I created a query based on main entity – SQL
and you should notice that there is no timestamp inside the available in SQL entity fields. What does it mean? Can we create report base on it and use time period specification for results?
Yes, we can, because query gathers timestamp from the closest (direct) relation if it does not exists in the main entity.
The direct relation for SQL entity is Access Period which use Period Start field as timestamp. It has a big influence on result 🙂
I connected to database two times and executed simple query in each session
then I tried to display my activity related to second session only (base on Start Date after 19:18:00)
and both sessions are visible. The explanation is simple – timestamp for this report bases on Period Start field what for the input value 19:18 defines the period 19:00-20:00 (7-8 am) where two Test user sessions happened.
There is no possibility to granular time different way (more in Example 5) because it is main entity dependent. How to display SQL’s belonging only to the second session? – we can use Session ID for example as a filter
I put Session ID of interesting me session in the added filter and “voila”
Example 3 – I do not see part of my SQL’s – situation 1
This time I executed 6 SQL’s but only two of them are displayed in my report based on SQL entity.
What I pointed before, the SQL entity stores constructs instead of FULL SQL body so SELECT 1, SELECT 2 and SELECT 3 are visible here as SELECT ? and 3 executions of SELECT now() also point only one SQL construct.

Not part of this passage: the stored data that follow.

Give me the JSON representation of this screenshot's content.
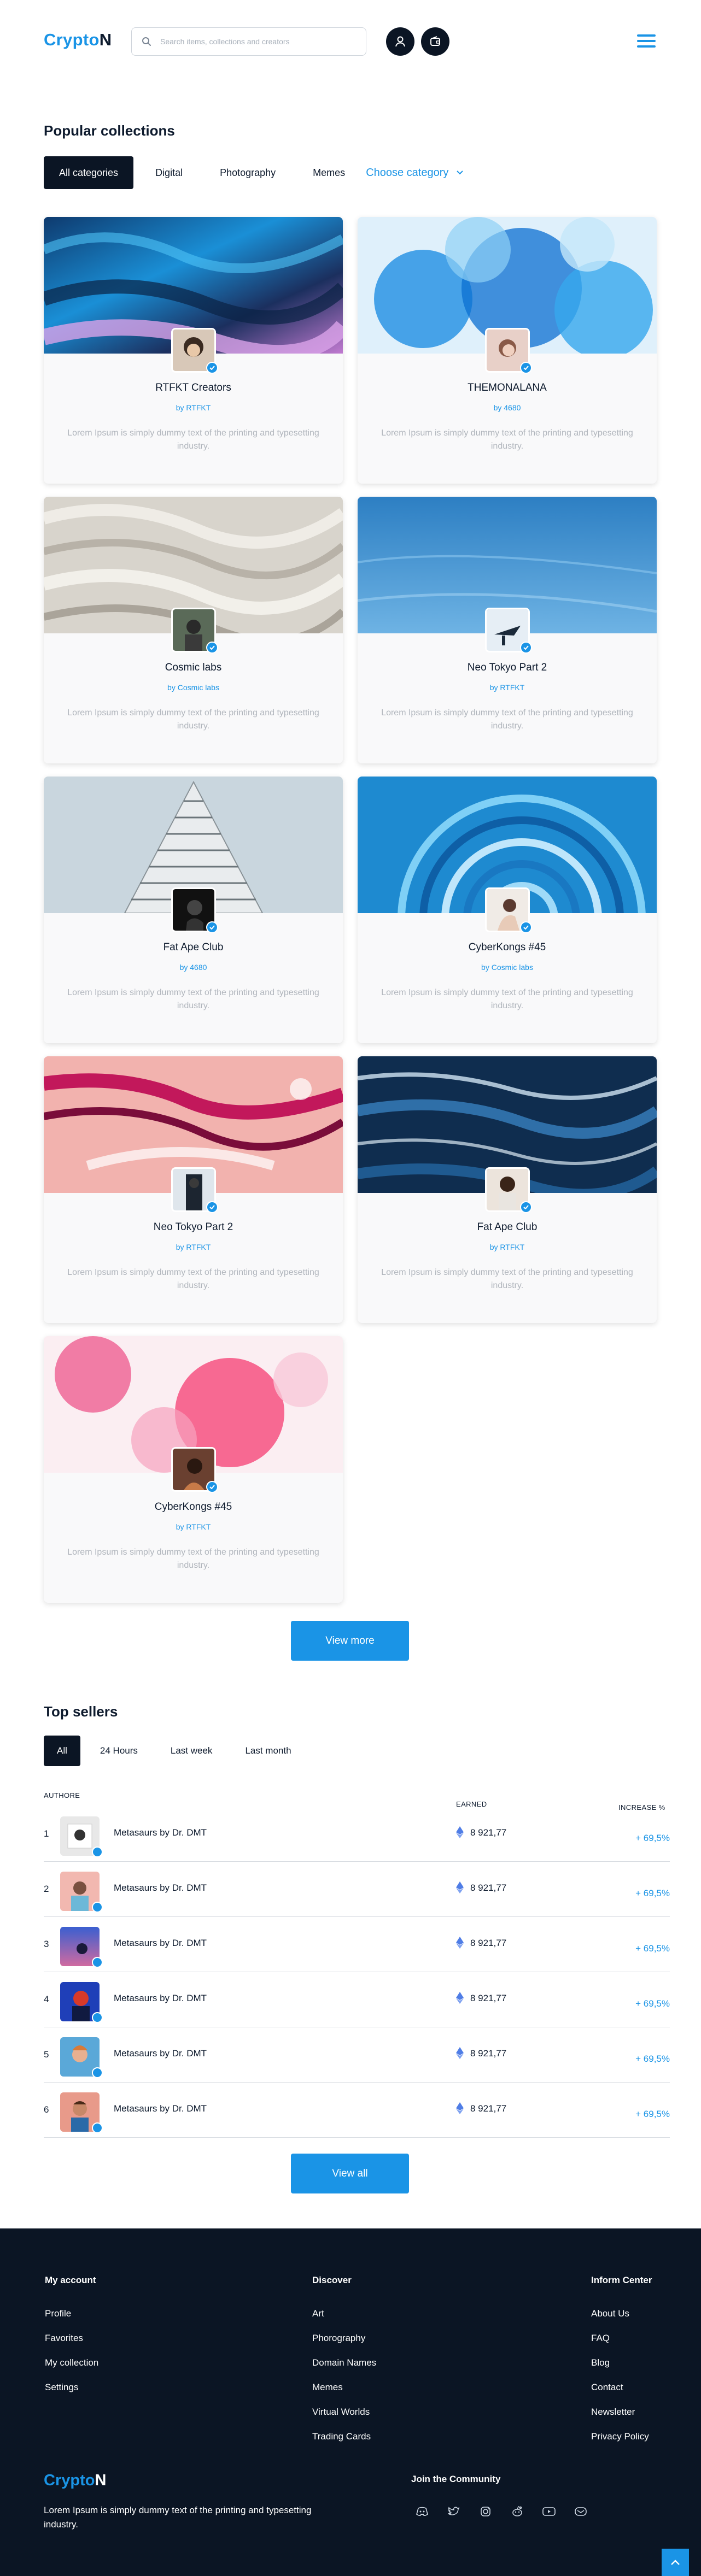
{
  "header": {
    "logo_main": "Crypto",
    "logo_accent": "N",
    "search_placeholder": "Search items, collections and creators",
    "icons": [
      "search-icon",
      "user-icon",
      "wallet-icon",
      "menu-icon"
    ]
  },
  "popular": {
    "title": "Popular collections",
    "tabs": [
      "All categories",
      "Digital",
      "Photography",
      "Memes"
    ],
    "choose_label": "Choose category",
    "cards": [
      {
        "name": "RTFKT Creators",
        "by": "by RTFKT",
        "desc": "Lorem Ipsum is simply dummy text of the printing and typesetting industry."
      },
      {
        "name": "THEMONALANA",
        "by": "by 4680",
        "desc": "Lorem Ipsum is simply dummy text of the printing and typesetting industry."
      },
      {
        "name": "Cosmic labs",
        "by": "by Cosmic labs",
        "desc": "Lorem Ipsum is simply dummy text of the printing and typesetting industry."
      },
      {
        "name": "Neo Tokyo Part 2",
        "by": "by RTFKT",
        "desc": "Lorem Ipsum is simply dummy text of the printing and typesetting industry."
      },
      {
        "name": "Fat Ape Club",
        "by": "by 4680",
        "desc": "Lorem Ipsum is simply dummy text of the printing and typesetting industry."
      },
      {
        "name": "CyberKongs #45",
        "by": "by Cosmic labs",
        "desc": "Lorem Ipsum is simply dummy text of the printing and typesetting industry."
      },
      {
        "name": "Neo Tokyo Part 2",
        "by": "by RTFKT",
        "desc": "Lorem Ipsum is simply dummy text of the printing and typesetting industry."
      },
      {
        "name": "Fat Ape Club",
        "by": "by RTFKT",
        "desc": "Lorem Ipsum is simply dummy text of the printing and typesetting industry."
      },
      {
        "name": "CyberKongs #45",
        "by": "by RTFKT",
        "desc": "Lorem Ipsum is simply dummy text of the printing and typesetting industry."
      }
    ],
    "view_more": "View more"
  },
  "sellers": {
    "title": "Top sellers",
    "tabs": [
      "All",
      "24 Hours",
      "Last week",
      "Last month"
    ],
    "col_authors": "AUTHORE",
    "col_earned": "EARNED",
    "col_increase": "INCREASE %",
    "rows": [
      {
        "num": "1",
        "name": "Metasaurs by Dr. DMT",
        "earned": "8 921,77",
        "increase": "+ 69,5%"
      },
      {
        "num": "2",
        "name": "Metasaurs by Dr. DMT",
        "earned": "8 921,77",
        "increase": "+ 69,5%"
      },
      {
        "num": "3",
        "name": "Metasaurs by Dr. DMT",
        "earned": "8 921,77",
        "increase": "+ 69,5%"
      },
      {
        "num": "4",
        "name": "Metasaurs by Dr. DMT",
        "earned": "8 921,77",
        "increase": "+ 69,5%"
      },
      {
        "num": "5",
        "name": "Metasaurs by Dr. DMT",
        "earned": "8 921,77",
        "increase": "+ 69,5%"
      },
      {
        "num": "6",
        "name": "Metasaurs by Dr. DMT",
        "earned": "8 921,77",
        "increase": "+ 69,5%"
      }
    ],
    "view_all": "View all"
  },
  "footer": {
    "col1": {
      "title": "My account",
      "items": [
        "Profile",
        "Favorites",
        "My collection",
        "Settings"
      ]
    },
    "col2": {
      "title": "Discover",
      "items": [
        "Art",
        "Phorography",
        "Domain Names",
        "Memes",
        "Virtual Worlds",
        "Trading Cards"
      ]
    },
    "col3": {
      "title": "Inform Center",
      "items": [
        "About Us",
        "FAQ",
        "Blog",
        "Contact",
        "Newsletter",
        "Privacy Policy"
      ]
    },
    "logo_main": "Crypto",
    "logo_accent": "N",
    "tagline": "Lorem Ipsum is simply dummy text of the printing and typesetting industry.",
    "community_title": "Join the Community",
    "social_icons": [
      "discord-icon",
      "twitter-icon",
      "instagram-icon",
      "reddit-icon",
      "youtube-icon",
      "mail-icon"
    ]
  },
  "colors": {
    "accent": "#1a94e6",
    "dark": "#0b1524"
  }
}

Please notice also that Timestamp in Access Period entity points the time closest to the last execution of particular SQL construct.
Does it mean that we cannot identify the exact number of executed SQL’s if LOG ONLY action is used? – of course, we can 🙂 The number of occurrences of constructs are stored in Access Period and we can refer to it from SQL entity using entity counter (Add Count)
Now we have full information that my session contained two SQL constructs and each of them was executed three times.
The SQL entity does not store execution timestamp so order of executed constructs is unknown.
Example 4 – I do not see part of my SQL’s – situation 2
This time I executed 8 SQL’s inside session
and only four appear in the report. You should notice that my session lifetime covers 2 periods (08:00-09:00 and 09:00-10:00) but report time range refers only to the second one. In Session Start column we have information when session started and my period reference has to point to it if I would like to receive full session statistics
Example 5 – One hour granularity is not foxy
Guardium allows decrease the default access period time granularity from one hour to 1 minute even.
Do not forget Apply changes and Restart IE’s before. Here the Logging Granularity has been set to 10 minutes what is visible in the report below
Example 6 – SQL or Access Period as main entity?
The SQL entity as a main entity is used only when information about construct body is needed. If we focus on quantitative analysis and interesting in the user behave the Access Period domain is much more efficient. Access Period is also the timestamp reference entity for very useful entities like Command and Object (I will focus on them in the next article about Guardium reporting)
Example 7 – How to see all SQL’s
It is common situation that Guardium policy mixes LOG ONLY and LOG FULL DETAILS actions inside rules. So only part of activity can be reported using FULL SQL entity. We do not need create complicated reports to summarize and analyze this diversified type of auditing because each fully monitored SQL is also stored inside SQL entity.
It should be now clear that FULL SQL refers to Access Period using Instance ID key and indirectly we can identify executed Construct ID.
Please remember that any audited activity in Guardium is always visible inside Access Period and SQL entities.
Any quantitative analysis should relies on them especially when not only LOG FULL DETAILS action is used inside policy rules.
The report data extraction works much more efficient if we use Access Period instead of heavy queries on FULL SQL entity.